For some reason none of the big music software developers have to my knowledge created such a utility. However, as often proves to be the case, an enterprising shareware developer rose to the challenge, and I recently discovered Interleave from AnalogX (www.analogx.com), a freeware utility that does exactly this if you modify its 'content size' from the suggested low settings to that of the Disk Block Buffer Size (see the screenshot). I tested the theory out by creating a new version of a song's Audio folder, and then creating a new set of specially interleaved WAV files in it. Sure enough, I noticed an audible reduction in head seek activity when playing back the interleaved version, which suggests that the drive wasn't having to work quite so hard.

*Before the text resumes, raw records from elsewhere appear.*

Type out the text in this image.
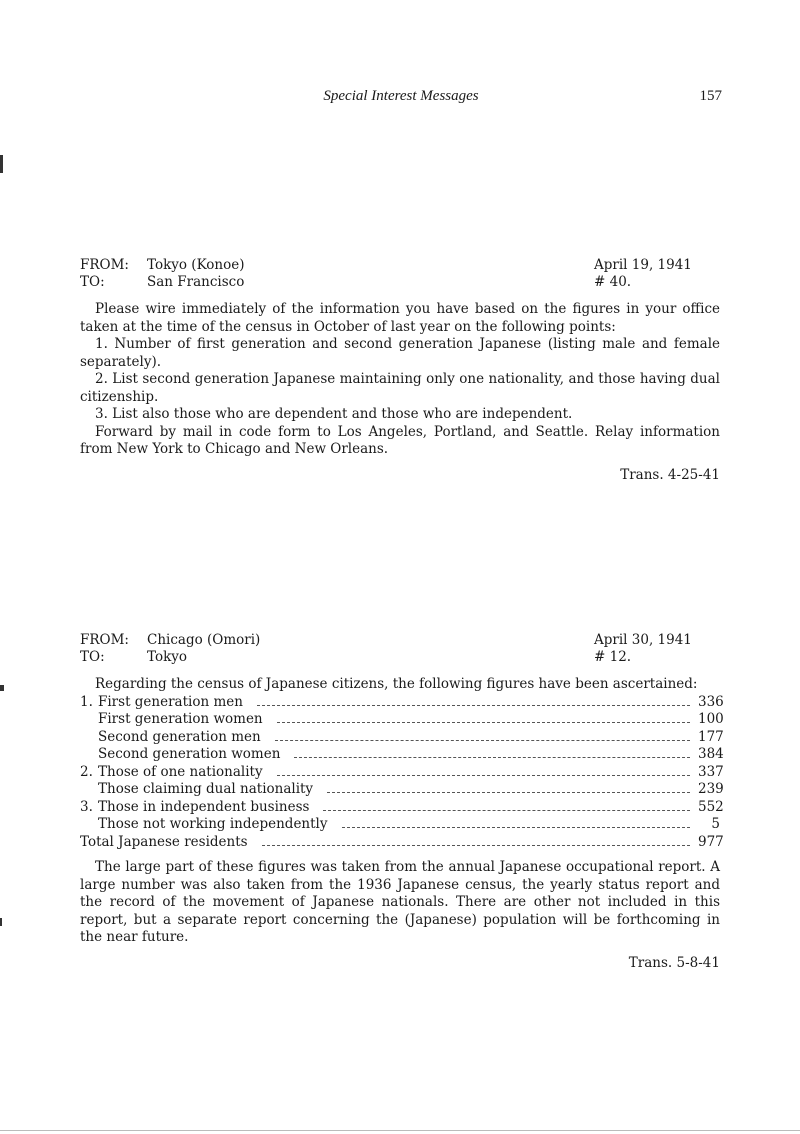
Special Interest Messages	157
FROM:	Tokyo (Konoe)	April 19, 1941
TO:	San Francisco	# 40.

Please wire immediately of the information you have based on the figures in your office taken at the time of the census in October of last year on the following points:

1. Number of first generation and second generation Japanese (listing male and female separately).

2. List second generation Japanese maintaining only one nationality, and those having dual citizenship.

3. List also those who are dependent and those who are independent.

Forward by mail in code form to Los Angeles, Portland, and Seattle. Relay information from New York to Chicago and New Orleans.

Trans. 4-25-41
FROM:	Chicago (Omori)	April 30, 1941
TO:	Tokyo	# 12.

Regarding the census of Japanese citizens, the following figures have been ascertained:

1. First generation men	336
First generation women	100
Second generation men	177
Second generation women	384
2. Those of one nationality	337
Those claiming dual nationality	239
3. Those in independent business	552
Those not working independently	5
Total Japanese residents	977

The large part of these figures was taken from the annual Japanese occupational report. A large number was also taken from the 1936 Japanese census, the yearly status report and the record of the movement of Japanese nationals. There are other not included in this report, but a separate report concerning the (Japanese) population will be forthcoming in the near future.

Trans. 5-8-41
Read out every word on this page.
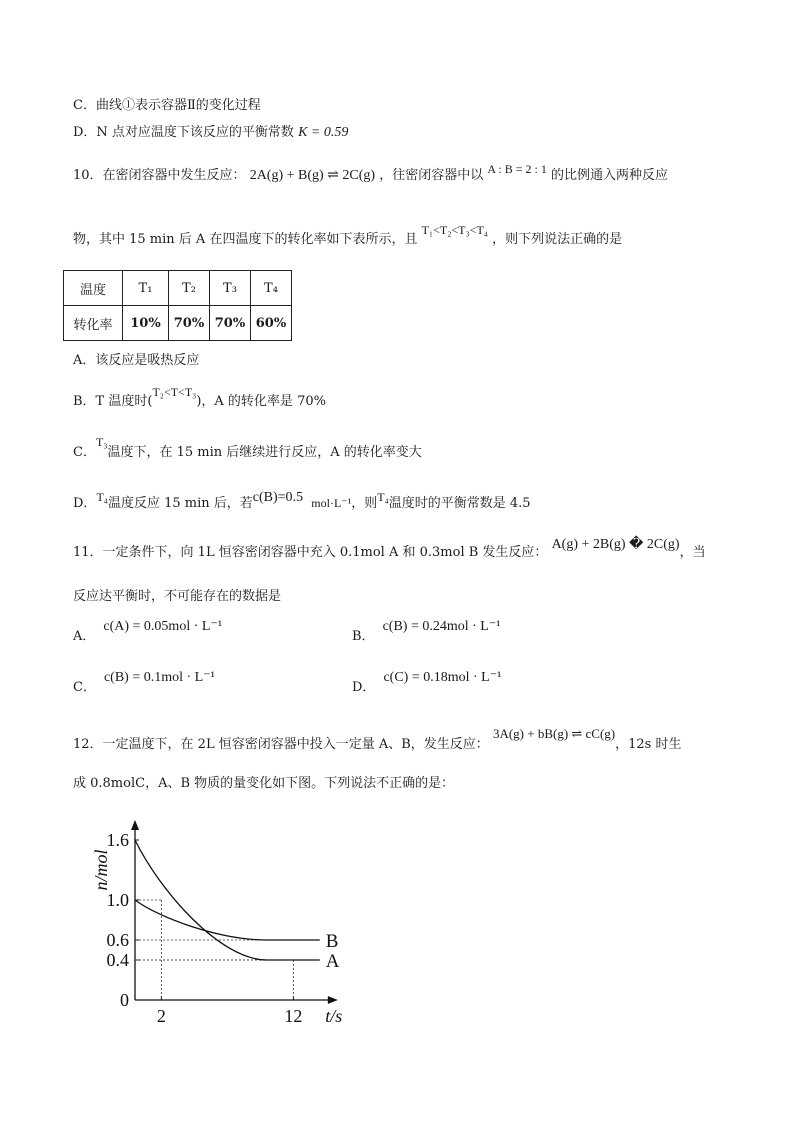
C．曲线①表示容器Ⅱ的变化过程
D．N 点对应温度下该反应的平衡常数 K = 0.59
10．在密闭容器中发生反应： 2A(g) + B(g) ⇌ 2C(g) ，往密闭容器中以 A : B = 2 : 1 的比例通入两种反应
物，其中 15 min 后 A 在四温度下的转化率如下表所示，且 T₁<T₂<T₃<T₄ ，则下列说法正确的是
温度	T₁	T₂	T₃	T₄
转化率	10%	70%	70%	60%
A．该反应是吸热反应
B．T 温度时(T₂<T<T₃)，A 的转化率是 70%
C．T₃温度下，在 15 min 后继续进行反应，A 的转化率变大
D．T₄温度反应 15 min 后，若c(B)=0.5 mol·L⁻¹，则T₄温度时的平衡常数是 4.5
11．一定条件下，向 1L 恒容密闭容器中充入 0.1mol A 和 0.3mol B 发生反应： A(g) + 2B(g) � 2C(g)，当
反应达平衡时，不可能存在的数据是
A．c(A) = 0.05mol · L⁻¹
B．c(B) = 0.24mol · L⁻¹
C．c(B) = 0.1mol · L⁻¹
D．c(C) = 0.18mol · L⁻¹
12．一定温度下，在 2L 恒容密闭容器中投入一定量 A、B，发生反应： 3A(g) + bB(g) ⇌ cC(g)，12s 时生
成 0.8molC，A、B 物质的量变化如下图。下列说法不正确的是：
0
0.4
0.6
1.0
1.6
2	12
n/mol
t/s
A
B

So, you may indeed manage a larger number of simultaneous tracks after rewriting your audio files in a carefully fragmented format.

However, the fact remains that for optimum hard drive performance, the audio data would be best reorganised by the sequencer, since only this knows the precise order in which the tracks are read, and of course the user's choice of block buffer size. So, Cakewalk, Emagic or Steinberg for example could incorporate an 'Optimise Audio Files for Current Song' function into their sequencers, which rearranged all the files so that the various audio sections were carefully laid out chunk by chunk to minimise head read/write activity, and therefore increase the number of available tracks. What about it chaps?